Copper Corrosion Protection by 4-Hydrocoumarin Derivatives: Insight from Density Functional Theory, Ab Initio, and Monte Carlo Simulation Studies

Abstract

The corrosion inhibition performance of 4-hydrocoumarin derivatives has been studied using weight loss, electrochemical impedance spectroscopy, potentiodynamic polarization, and electrochemical frequency modulation techniques. However, experimental studies have not explained why the methoxy (OCH3) group contributes more to the increase in corrosion inhibition than the methyl (CH3) and chlorine (Cl) functional groups. In this theoretical study, the electronic aspect of the target corrosion inhibitors will be studied in detail to help strengthen the explanation in the experimental research. Density functional theory, ab initio, and Monte Carlo simulations have been used to analyze the corrosion inhibition performance of 4 curcumin derivatives against copper.
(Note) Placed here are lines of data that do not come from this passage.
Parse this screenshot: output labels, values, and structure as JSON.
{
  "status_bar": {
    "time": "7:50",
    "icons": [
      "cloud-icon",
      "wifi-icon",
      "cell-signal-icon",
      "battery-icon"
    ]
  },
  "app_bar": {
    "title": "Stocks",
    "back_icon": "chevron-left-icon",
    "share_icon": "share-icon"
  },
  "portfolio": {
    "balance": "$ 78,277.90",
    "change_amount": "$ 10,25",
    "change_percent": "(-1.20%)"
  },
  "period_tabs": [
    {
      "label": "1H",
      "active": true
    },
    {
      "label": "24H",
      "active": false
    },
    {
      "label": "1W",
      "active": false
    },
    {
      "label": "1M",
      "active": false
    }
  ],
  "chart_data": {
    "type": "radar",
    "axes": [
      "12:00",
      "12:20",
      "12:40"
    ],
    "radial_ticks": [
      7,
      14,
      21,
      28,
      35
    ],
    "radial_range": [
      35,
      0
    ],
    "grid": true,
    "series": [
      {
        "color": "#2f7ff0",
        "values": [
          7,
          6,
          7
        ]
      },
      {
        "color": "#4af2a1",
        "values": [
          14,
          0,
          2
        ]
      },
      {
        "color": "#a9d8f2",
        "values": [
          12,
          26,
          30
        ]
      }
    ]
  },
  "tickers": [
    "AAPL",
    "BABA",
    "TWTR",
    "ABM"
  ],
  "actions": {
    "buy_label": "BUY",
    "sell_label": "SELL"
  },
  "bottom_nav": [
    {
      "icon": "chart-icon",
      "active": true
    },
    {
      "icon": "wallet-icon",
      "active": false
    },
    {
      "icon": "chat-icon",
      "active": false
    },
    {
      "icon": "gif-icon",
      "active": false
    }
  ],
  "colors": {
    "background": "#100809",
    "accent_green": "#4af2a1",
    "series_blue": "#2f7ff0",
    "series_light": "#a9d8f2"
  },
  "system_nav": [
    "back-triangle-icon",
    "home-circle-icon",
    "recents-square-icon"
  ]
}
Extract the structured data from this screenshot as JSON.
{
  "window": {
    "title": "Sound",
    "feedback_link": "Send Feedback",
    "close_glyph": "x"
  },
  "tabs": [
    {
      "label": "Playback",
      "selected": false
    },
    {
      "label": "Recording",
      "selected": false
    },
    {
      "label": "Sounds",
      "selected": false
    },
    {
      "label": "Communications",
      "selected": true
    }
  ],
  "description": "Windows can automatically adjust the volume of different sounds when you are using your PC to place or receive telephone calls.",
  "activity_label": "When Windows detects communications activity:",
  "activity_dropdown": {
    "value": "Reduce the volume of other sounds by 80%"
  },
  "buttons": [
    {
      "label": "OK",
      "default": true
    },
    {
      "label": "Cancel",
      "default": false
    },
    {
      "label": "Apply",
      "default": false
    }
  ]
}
The quantum chemistry approach is carried out under gas and aqueous conditions in neutral and protonated inhibitors. The Monte Carlo simulation was used to observe the dynamics and the mechanism of inhibition of the target molecule on the copper surface. The quantum chemistry approach can mimic the geometrical parameters of molecular inhibitors. It can also explain electronically why the OCH3 functional group is superior to other substituents. The adsorption energy of the 4-hydroquinone derivative is linearly correlated with the reported experimental study. The level of corrosion inhibition efficiency is OCH3 > CH3 > H > Cl.